I just read an excellent article from Avi Rappoport of www.SearchTools.com and it prompted some thoughts I want to share here. Avi basically explains that BI (Business Intelligence) has grown alongside database technology using fairly traditional data access and storage technologies that are costly in terms of hardware and limited in performance and speed and agility (SQL, OLAP, etc.). Inverted indices used by web and enterprise search engines like Google and all other web page or documents search engines are a great system for powering BI applications because they are more efficient and don’t require the resources that traditional database access technologies require.
What’s interesting here is that the inverted index is really made for full-text documents (web pages, Word, PDF, etc.) not for highly structured relational database tabular formats. An inverted index is really a way of structuring full-text in a way that makes it easier to sift through (especially for enormous document repositories like the web). It’s also designed with a specific purpose: to look for documents by the words they contain (keywords). The simple inverted index contains essentially a long table with keywords in column 1 and URL of web pages or document network locations in column 2. Because the search logic of the search engine software doesn’t require taking in account the relationships of these words in the original text (semantic relationships beyond the words themselves) these relationships don’t need to be represented in the index. The inverted index is single-purpose. The search engine software then just needs to scan the tables of keywords to start ranking relevant documents (search results). Of course there are many more things in modern search engines (phrases not just keywords, word proximity, document text cashed for display, pre-processing and normalization of queries, etc. etc.). But the essence of their architecture is still that a simpler, more structured, single-purpose inverted version of the content to search will allow the search engine to scan millions or billions of documents in milliseconds.

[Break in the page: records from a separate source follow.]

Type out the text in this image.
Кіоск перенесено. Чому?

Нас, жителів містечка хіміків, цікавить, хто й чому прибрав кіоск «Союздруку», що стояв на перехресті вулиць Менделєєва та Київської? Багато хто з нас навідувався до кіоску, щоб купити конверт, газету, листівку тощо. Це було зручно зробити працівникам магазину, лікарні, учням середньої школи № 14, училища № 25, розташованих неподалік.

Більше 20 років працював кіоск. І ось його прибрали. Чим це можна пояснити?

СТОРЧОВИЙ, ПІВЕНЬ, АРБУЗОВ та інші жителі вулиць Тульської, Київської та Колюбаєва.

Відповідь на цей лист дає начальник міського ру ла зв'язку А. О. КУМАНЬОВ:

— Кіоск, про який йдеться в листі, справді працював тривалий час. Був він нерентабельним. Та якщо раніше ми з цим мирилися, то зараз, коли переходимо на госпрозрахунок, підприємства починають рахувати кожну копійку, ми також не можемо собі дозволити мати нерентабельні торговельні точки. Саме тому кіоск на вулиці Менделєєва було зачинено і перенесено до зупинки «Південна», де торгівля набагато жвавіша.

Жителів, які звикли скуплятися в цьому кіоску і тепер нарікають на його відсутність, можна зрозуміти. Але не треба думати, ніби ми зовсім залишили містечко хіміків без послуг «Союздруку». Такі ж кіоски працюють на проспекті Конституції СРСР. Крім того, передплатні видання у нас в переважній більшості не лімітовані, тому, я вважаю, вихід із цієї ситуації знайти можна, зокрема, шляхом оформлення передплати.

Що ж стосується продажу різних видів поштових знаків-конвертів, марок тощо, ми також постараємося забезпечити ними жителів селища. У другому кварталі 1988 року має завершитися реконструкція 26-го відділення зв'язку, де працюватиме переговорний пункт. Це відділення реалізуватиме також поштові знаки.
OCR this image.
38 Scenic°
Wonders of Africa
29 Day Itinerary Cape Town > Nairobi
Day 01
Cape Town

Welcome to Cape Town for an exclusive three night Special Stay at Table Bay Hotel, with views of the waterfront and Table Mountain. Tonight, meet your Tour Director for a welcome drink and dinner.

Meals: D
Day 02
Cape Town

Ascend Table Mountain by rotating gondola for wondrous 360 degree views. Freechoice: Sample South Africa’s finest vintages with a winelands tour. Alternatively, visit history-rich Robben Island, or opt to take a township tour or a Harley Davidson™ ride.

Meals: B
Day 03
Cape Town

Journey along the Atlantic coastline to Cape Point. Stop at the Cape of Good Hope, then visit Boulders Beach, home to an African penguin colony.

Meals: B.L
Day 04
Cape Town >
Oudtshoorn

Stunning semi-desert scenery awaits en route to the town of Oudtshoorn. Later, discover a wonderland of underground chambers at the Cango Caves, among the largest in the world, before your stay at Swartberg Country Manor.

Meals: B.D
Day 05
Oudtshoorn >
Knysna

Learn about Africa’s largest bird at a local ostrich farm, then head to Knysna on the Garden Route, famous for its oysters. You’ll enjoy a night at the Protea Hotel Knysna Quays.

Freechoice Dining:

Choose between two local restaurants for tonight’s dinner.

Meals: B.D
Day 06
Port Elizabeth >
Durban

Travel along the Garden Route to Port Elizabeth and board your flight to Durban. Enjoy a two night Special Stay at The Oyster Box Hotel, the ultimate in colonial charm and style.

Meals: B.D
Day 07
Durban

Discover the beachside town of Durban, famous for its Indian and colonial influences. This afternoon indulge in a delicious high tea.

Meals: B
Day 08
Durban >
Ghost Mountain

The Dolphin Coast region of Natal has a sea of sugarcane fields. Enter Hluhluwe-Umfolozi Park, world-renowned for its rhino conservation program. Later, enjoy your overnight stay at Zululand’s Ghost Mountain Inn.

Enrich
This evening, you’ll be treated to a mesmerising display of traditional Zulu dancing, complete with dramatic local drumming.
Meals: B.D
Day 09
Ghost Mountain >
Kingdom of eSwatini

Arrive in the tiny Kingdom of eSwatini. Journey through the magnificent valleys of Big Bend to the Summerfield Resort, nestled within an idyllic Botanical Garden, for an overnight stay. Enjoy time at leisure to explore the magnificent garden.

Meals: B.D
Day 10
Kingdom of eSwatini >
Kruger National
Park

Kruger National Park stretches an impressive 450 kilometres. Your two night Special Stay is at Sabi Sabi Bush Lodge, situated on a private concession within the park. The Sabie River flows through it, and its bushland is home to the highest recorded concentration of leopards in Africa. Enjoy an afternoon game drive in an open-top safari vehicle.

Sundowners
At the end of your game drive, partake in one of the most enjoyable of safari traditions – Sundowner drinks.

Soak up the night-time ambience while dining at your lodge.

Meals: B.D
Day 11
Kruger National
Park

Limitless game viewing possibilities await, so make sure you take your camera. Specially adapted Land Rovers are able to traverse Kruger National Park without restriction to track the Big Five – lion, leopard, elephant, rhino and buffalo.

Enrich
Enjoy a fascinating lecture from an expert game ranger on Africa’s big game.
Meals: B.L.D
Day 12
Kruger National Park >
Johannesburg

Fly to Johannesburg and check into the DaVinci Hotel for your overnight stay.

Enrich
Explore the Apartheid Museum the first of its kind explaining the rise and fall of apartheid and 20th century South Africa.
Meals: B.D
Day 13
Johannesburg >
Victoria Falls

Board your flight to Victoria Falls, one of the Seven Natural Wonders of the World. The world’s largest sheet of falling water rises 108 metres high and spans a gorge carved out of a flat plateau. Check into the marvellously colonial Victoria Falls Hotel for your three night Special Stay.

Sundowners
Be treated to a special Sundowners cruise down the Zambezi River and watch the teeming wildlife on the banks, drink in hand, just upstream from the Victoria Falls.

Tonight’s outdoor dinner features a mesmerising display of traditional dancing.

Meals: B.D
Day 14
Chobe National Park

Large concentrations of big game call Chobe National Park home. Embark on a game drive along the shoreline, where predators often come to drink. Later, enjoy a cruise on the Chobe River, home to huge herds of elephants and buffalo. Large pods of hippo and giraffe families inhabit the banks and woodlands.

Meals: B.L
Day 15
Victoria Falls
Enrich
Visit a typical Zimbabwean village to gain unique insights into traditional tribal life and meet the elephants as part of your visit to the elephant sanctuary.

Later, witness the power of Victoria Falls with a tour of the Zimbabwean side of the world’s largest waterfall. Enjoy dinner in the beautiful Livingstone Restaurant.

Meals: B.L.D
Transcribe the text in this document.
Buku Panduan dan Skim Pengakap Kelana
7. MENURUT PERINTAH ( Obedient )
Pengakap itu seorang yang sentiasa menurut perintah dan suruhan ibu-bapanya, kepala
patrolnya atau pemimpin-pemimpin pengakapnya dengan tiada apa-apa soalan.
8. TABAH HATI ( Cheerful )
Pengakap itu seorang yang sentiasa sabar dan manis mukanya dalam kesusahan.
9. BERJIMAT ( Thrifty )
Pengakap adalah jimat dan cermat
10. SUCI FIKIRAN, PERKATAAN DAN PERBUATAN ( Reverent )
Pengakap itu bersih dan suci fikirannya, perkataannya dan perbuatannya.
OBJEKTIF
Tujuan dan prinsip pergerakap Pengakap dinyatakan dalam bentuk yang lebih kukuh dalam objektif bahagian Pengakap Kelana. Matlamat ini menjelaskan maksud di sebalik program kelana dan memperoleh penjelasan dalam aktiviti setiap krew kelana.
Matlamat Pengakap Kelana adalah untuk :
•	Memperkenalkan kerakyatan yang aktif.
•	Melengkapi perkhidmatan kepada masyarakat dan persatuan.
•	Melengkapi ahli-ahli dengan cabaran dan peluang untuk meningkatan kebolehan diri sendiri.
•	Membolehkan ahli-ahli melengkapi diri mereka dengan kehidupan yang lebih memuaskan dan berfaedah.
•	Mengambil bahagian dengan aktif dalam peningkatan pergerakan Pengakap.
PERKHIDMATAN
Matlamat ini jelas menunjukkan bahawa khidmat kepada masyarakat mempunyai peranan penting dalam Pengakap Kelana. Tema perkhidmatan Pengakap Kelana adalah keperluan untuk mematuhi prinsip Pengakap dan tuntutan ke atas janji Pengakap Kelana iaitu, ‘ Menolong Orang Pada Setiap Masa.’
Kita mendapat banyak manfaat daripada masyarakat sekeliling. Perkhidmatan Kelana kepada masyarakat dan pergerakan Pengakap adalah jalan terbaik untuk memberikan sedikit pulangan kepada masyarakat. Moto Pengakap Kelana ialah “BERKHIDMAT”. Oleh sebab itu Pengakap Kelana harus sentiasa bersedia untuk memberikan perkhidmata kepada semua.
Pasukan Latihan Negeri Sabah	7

BI software can indeed use a search engine to look for relevant data points such as “gas pedal problem” on the web if you were with Toyota crisis management team a few months ago. But in many cases, BI will be sifting through data that is actually already structured (CRM, Accounting Transactions, etc.) and in a database. In these cases, the indices used are still inverted in their own way but they are not much different than the original data in the database. They just more compact, easier to access, and contain only the data fields you need to search by and those the search engine needs to display to the end user before the final data is accessed in the database.
The NoSQL movement or the Hasso Plattner Institute are out to prove that new databases will be faster or that database indexers will become the new databases because they are faster. In the video below, Hasso Platner explains why an in-memory database makes sense and is maybe the future form that large databases will take.
Software like Exorbyte MatchMaker also create an in-memory index which allows our applications and our customers’ applications to run queries which would never be possible with a regular database (too slow, too complex for the database software). Levenshtein, advanced multi-stage queries with phonetic, algorithmic, geometric or semantic logic like the ones we run for new SaaS-based Exorbyte Commerce require this sort of technology. This is a small revolution for the software industry and large one for the data access technology industries (Business Intelligence, Search Engines, Databases, Master Data Management, data storage, etc.) which affects all users of databases who need fast, flexible and frequent access to billions of data records. As Avi says in her article: ”Because there will never be less data.”.
As conclusion, I’ll just say that these facts above are probably why Hasso Plattner (Founder of SAP) said recently “Now we can start building business intelligence” (see the short video).